“I’m not going to anybody. I want to see that angel on the tower.”

“Ah, to see the angel on the tower? A holy Inglays. You will come to Ribote, where your angel of the tower shall be a little searched into. You are under arrest.”

“I’m English,” Hi said. “I have not broken any of your laws. You had better let me go.”

“It is for me to judge whether to let you go,” the officer said, “and whether you have broken the laws. You are walking without a permit on a forbidden road. You will come with me to Ribote.”

“But I can prove that I am doing no harm,” Hi said.

“If you can prove it, you can prove it at Ribote,” the officer answered. “But to Ribote you will certainly come.”

He turned his back upon Hi. He left him in charge of two troopers, while he strolled away to drink his maté. When he had finished his maté, he gave orders that Hi should mount a spare horse. When the troop had formed up, with Hi in the midst of them, they set off at a quick pace along the great road to the south. It was half-past five, as Hi judged, when they set out. The mountains were stretching their shadows like fingers along the plain. Glancing back, he saw the angel of the tower of Anselmo growing smaller and smaller. “We are miles from Anselmo now,” he thought. “It will be midnight now before I can get there.” He had no fears for himself. “They won’t really dare to harm me,” he thought, but he did bother acutely about the delay of the message. “Here’s the whole day gone,” he thought, “and I haven’t started yet and these beasts may jail me for a week.”

He was going, as far as he could judge, south or south with a little east in it.
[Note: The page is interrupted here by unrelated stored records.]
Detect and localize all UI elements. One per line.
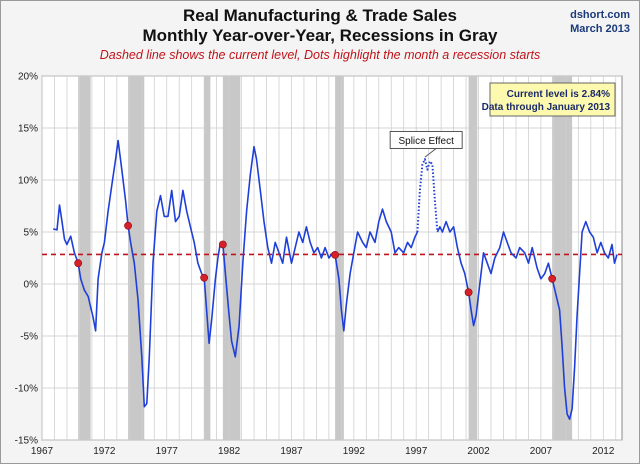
gridlines (41, 75, 622, 441)
x-axis-ticks: 1967 1972 1977 1982 1987 1992 1997 2002 2007 2012 (31, 446, 615, 457)
recession-start-dot (548, 274, 557, 283)
y-tick-label: 15% (18, 124, 38, 135)
y-tick-label: 5% (24, 228, 39, 239)
recession-band-3 (222, 76, 241, 440)
recession-band-2 (204, 76, 211, 440)
recession-band-0 (78, 76, 91, 440)
y-tick-label: 20% (18, 72, 38, 83)
splice-effect-box (389, 130, 463, 149)
splice-effect-leader (424, 148, 437, 158)
recession-band-5 (468, 76, 478, 440)
chart-subtitle: Dashed line shows the current level, Dot… (99, 48, 541, 62)
recession-start-dot (218, 240, 227, 249)
splice-effect-callout: Splice Effect (389, 130, 463, 158)
source-date: March 2013 (570, 23, 630, 35)
recession-start-dots (74, 221, 557, 297)
current-level-box (489, 82, 616, 117)
x-tick-label: 1987 (280, 446, 303, 457)
source-site: dshort.com (570, 9, 630, 21)
source-credit: dshort.com March 2013 (570, 8, 630, 36)
y-tick-label: -5% (20, 332, 38, 343)
chart-title-line-2: Monthly Year-over-Year, Recessions in Gr… (142, 26, 498, 45)
y-tick-label: -15% (15, 436, 38, 447)
x-tick-label: 1992 (343, 446, 366, 457)
recession-band-1 (128, 76, 145, 440)
y-tick-label: 10% (18, 176, 38, 187)
splice-effect-label: Splice Effect (398, 136, 454, 147)
y-tick-label: -10% (15, 384, 38, 395)
recession-start-dot (331, 250, 340, 259)
recession-start-dot (124, 221, 132, 230)
current-level-text: Current level is 2.84% (507, 89, 610, 100)
current-level-callout: Current level is 2.84% Data through Janu… (482, 82, 616, 117)
recession-band-6 (552, 76, 573, 440)
x-tick-label: 1982 (218, 446, 241, 457)
recession-start-dot (464, 288, 473, 297)
x-tick-label: 1972 (93, 446, 116, 457)
chart-title-line-1: Real Manufacturing & Trade Sales (183, 6, 457, 25)
y-axis-ticks: 20% 15% 10% 5% 0% -5% -10% -15% (15, 72, 38, 447)
recession-start-dot (74, 259, 83, 268)
splice-effect-series-line (416, 158, 439, 233)
recession-band-4 (335, 76, 344, 440)
x-tick-label: 1997 (405, 446, 428, 457)
x-tick-label: 2002 (467, 446, 490, 457)
recession-start-dot (200, 273, 209, 282)
x-tick-label: 1967 (31, 446, 54, 457)
x-tick-label: 2012 (592, 446, 615, 457)
x-tick-label: 1977 (156, 446, 179, 457)
x-tick-label: 2007 (530, 446, 553, 457)
series-line-2 (436, 220, 618, 420)
recession-shading (78, 76, 573, 440)
data-through-text: Data through January 2013 (482, 102, 611, 113)
y-tick-label: 0% (24, 280, 39, 291)
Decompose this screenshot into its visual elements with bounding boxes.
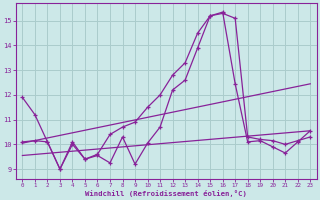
X-axis label: Windchill (Refroidissement éolien,°C): Windchill (Refroidissement éolien,°C) — [85, 190, 247, 197]
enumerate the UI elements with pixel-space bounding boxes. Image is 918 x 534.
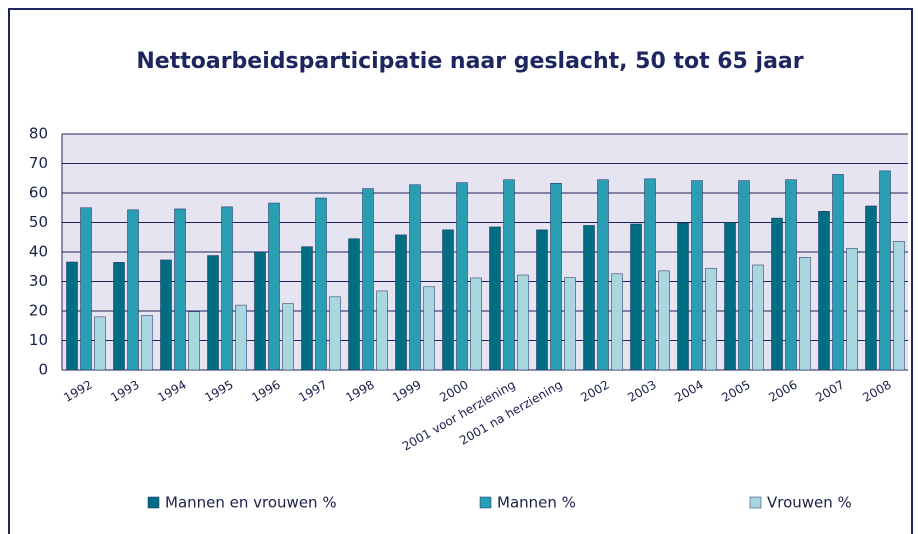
- bar: [658, 270, 670, 371]
- bar: [174, 208, 186, 371]
- bar: [268, 202, 280, 371]
- legend-swatch: [749, 496, 762, 509]
- bar: [879, 170, 891, 371]
- legend-swatch: [479, 496, 492, 509]
- legend-label: Mannen en vrouwen %: [165, 494, 337, 512]
- bar: [705, 267, 717, 371]
- x-tick-label: 2002: [578, 378, 611, 405]
- bar: [348, 238, 360, 371]
- bar: [503, 179, 515, 371]
- y-tick-label: 10: [29, 331, 48, 349]
- y-tick-label: 50: [29, 213, 48, 231]
- x-tick-label: 1994: [155, 378, 188, 405]
- bar: [80, 207, 92, 371]
- bar: [818, 211, 830, 371]
- bar: [113, 262, 125, 371]
- bar: [470, 277, 482, 371]
- x-tick-label: 2006: [766, 378, 799, 405]
- bar: [630, 223, 642, 371]
- x-tick-label: 2008: [860, 378, 893, 405]
- bar: [550, 183, 562, 371]
- bar: [865, 205, 877, 371]
- frame: [8, 8, 913, 534]
- y-tick-label: 40: [29, 243, 48, 261]
- x-tick-label: 2007: [813, 378, 846, 405]
- x-tick-label: 1992: [61, 378, 94, 405]
- y-tick-label: 30: [29, 272, 48, 290]
- x-tick-label: 1996: [249, 378, 282, 405]
- bar: [517, 274, 529, 371]
- bar: [583, 225, 595, 371]
- bar: [315, 197, 327, 371]
- legend-swatch: [147, 496, 160, 509]
- bar: [160, 259, 172, 371]
- bar: [362, 188, 374, 371]
- bar: [832, 174, 844, 371]
- bar: [376, 290, 388, 371]
- x-tick-label: 2005: [719, 378, 752, 405]
- bar: [691, 180, 703, 371]
- x-tick-label: 1995: [202, 378, 235, 405]
- bar: [771, 217, 783, 371]
- y-tick-label: 0: [38, 361, 48, 379]
- bar: [564, 277, 576, 371]
- x-tick-label: 1993: [108, 378, 141, 405]
- bar: [644, 178, 656, 371]
- bar: [785, 179, 797, 371]
- bar: [395, 234, 407, 371]
- bar: [611, 273, 623, 371]
- bar: [738, 180, 750, 371]
- x-tick-label: 1998: [343, 378, 376, 405]
- x-tick-label: 1999: [390, 378, 423, 405]
- bar: [127, 209, 139, 371]
- bar: [846, 248, 858, 371]
- bar: [409, 184, 421, 371]
- y-tick-label: 20: [29, 302, 48, 320]
- bar: [221, 206, 233, 371]
- bar: [677, 222, 689, 371]
- chart-title: Nettoarbeidsparticipatie naar geslacht, …: [136, 49, 803, 74]
- bar: [282, 303, 294, 371]
- bar: [94, 316, 106, 371]
- legend-label: Vrouwen %: [767, 494, 852, 512]
- bar: [66, 261, 78, 371]
- x-tick-label: 2000: [437, 378, 470, 405]
- bar: [254, 251, 266, 371]
- bar: [597, 179, 609, 371]
- bar: [536, 229, 548, 371]
- bar: [724, 222, 736, 371]
- bar: [235, 304, 247, 371]
- y-tick-label: 80: [29, 125, 48, 143]
- y-tick-label: 70: [29, 154, 48, 172]
- y-tick-label: 60: [29, 184, 48, 202]
- bar: [141, 315, 153, 371]
- x-tick-label: 2004: [672, 378, 705, 405]
- bar: [456, 182, 468, 371]
- bar: [442, 229, 454, 371]
- bar: [489, 226, 501, 371]
- bar: [329, 296, 341, 371]
- x-tick-label: 2003: [625, 378, 658, 405]
- bar: [752, 264, 764, 371]
- legend-label: Mannen %: [497, 494, 576, 512]
- bar: [301, 246, 313, 371]
- bar: [799, 257, 811, 371]
- bar: [893, 241, 905, 371]
- bar: [423, 286, 435, 371]
- x-tick-label: 1997: [296, 378, 329, 405]
- bar: [188, 311, 200, 371]
- bar: [207, 255, 219, 371]
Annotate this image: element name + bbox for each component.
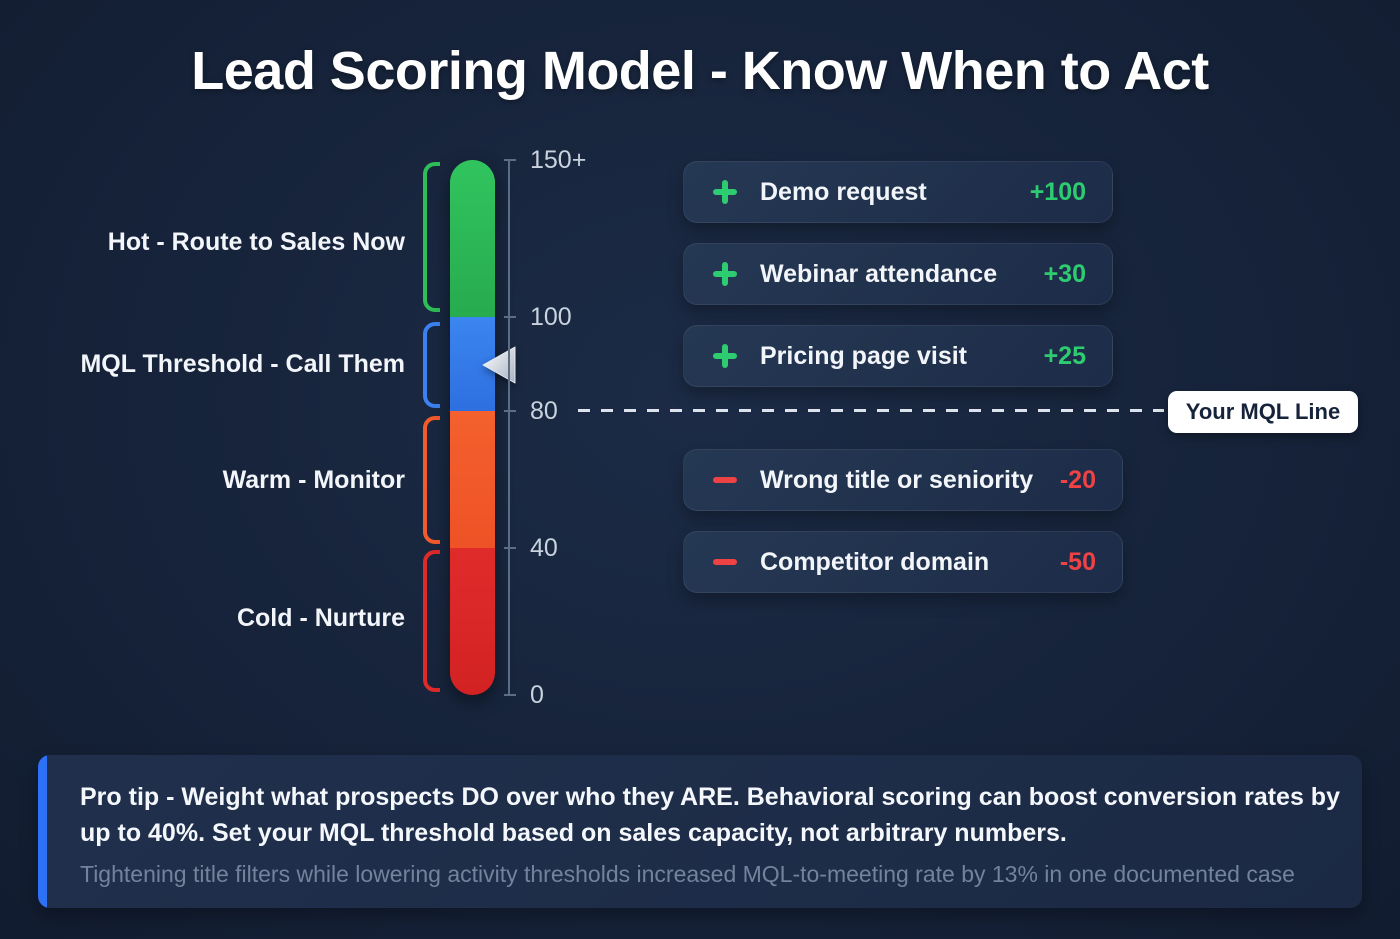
- mql-line-tag: Your MQL Line: [1168, 391, 1358, 433]
- score-card-label: Webinar attendance: [760, 259, 998, 288]
- score-card-webinar-attendance: Webinar attendance +30: [683, 243, 1113, 305]
- tick-mark-100: [504, 316, 516, 318]
- score-card-label: Competitor domain: [760, 547, 990, 576]
- score-card-value: +25: [1043, 341, 1086, 370]
- zone-bracket-hot: [423, 162, 440, 312]
- pro-tip-accent-bar: [38, 755, 47, 908]
- tick-label-100: 100: [530, 303, 572, 331]
- tick-label-40: 40: [530, 534, 558, 562]
- tick-label-80: 80: [530, 397, 558, 425]
- tick-mark-0: [504, 694, 516, 696]
- plus-icon: [710, 262, 740, 286]
- score-card-label: Pricing page visit: [760, 341, 968, 370]
- score-card-value: +30: [1043, 259, 1086, 288]
- zone-bracket-mql: [423, 322, 440, 408]
- scale-axis: [508, 160, 510, 696]
- plus-icon: [710, 180, 740, 204]
- score-card-value: -50: [1059, 547, 1096, 576]
- score-pointer-icon: [482, 346, 516, 384]
- zone-label-warm: Warm - Monitor: [222, 466, 405, 494]
- score-card-value: -20: [1059, 465, 1096, 494]
- score-card-demo-request: Demo request +100: [683, 161, 1113, 223]
- score-card-competitor-domain: Competitor domain -50: [683, 531, 1123, 593]
- score-card-wrong-title: Wrong title or seniority -20: [683, 449, 1123, 511]
- zone-label-mql: MQL Threshold - Call Them: [80, 350, 405, 378]
- score-bar-segment-cold: [450, 548, 495, 695]
- score-card-value: +100: [1029, 177, 1086, 206]
- pro-tip-main-text: Pro tip - Weight what prospects DO over …: [80, 783, 1340, 847]
- plus-icon: [710, 344, 740, 368]
- zone-bracket-cold: [423, 550, 440, 692]
- pro-tip-sub-text: Tightening title filters while lowering …: [80, 861, 1295, 887]
- pro-tip-box: Pro tip - Weight what prospects DO over …: [38, 755, 1362, 908]
- score-card-label: Wrong title or seniority: [760, 465, 1034, 494]
- score-card-pricing-page-visit: Pricing page visit +25: [683, 325, 1113, 387]
- score-bar-segment-warm: [450, 411, 495, 548]
- minus-icon: [710, 559, 740, 565]
- tick-label-0: 0: [530, 681, 544, 709]
- mql-threshold-dashed-line: [578, 409, 1164, 412]
- tick-mark-80: [504, 410, 516, 412]
- zone-label-cold: Cold - Nurture: [236, 604, 405, 632]
- tick-label-150: 150+: [530, 146, 587, 174]
- tick-mark-40: [504, 547, 516, 549]
- minus-icon: [710, 477, 740, 483]
- zone-bracket-warm: [423, 416, 440, 544]
- score-bar-segment-hot: [450, 160, 495, 317]
- score-bar: [450, 160, 495, 695]
- page-title: Lead Scoring Model - Know When to Act: [191, 41, 1209, 101]
- tick-mark-150: [504, 159, 516, 161]
- zone-label-hot: Hot - Route to Sales Now: [107, 228, 405, 256]
- score-card-label: Demo request: [760, 177, 927, 206]
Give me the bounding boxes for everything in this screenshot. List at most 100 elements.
Presently they were riding in the dark, except for a flaring lower sky behind them and the young moon westering over the plain. “This is ten miles,” he thought, “or fifteen miles from Anselmo. I am no nearer than I was in Santa Barbara.”

At about seven or later he saw lights in front of him running up a slope. They came into a town of some size built on the side of a hill, which was crowned with pine trees. “Here is Ribote,” he thought. The town, though it was mainly a collection of wooden houses, was lit with electric light. Near the entrance of the town there was a big enclosure containing a mansion. The troop rode past this, up the hill to an important stone building, which looked like a large public-house partially converted into a Greek temple. As it had a flagstaff with two small guns in front of it, Hi judged it to be the city hall. The troop halted outside this hall. The officer with about a dozen men dismounted, drew their revolvers and entered. Perhaps thirty seconds later there came a cry from within and shots were fired. A few minutes later, three men, the better sort of citizen, were brought out from the hall. As the officer brought these men into the open, he caught sight of Hi, whom he seemed to have forgotten.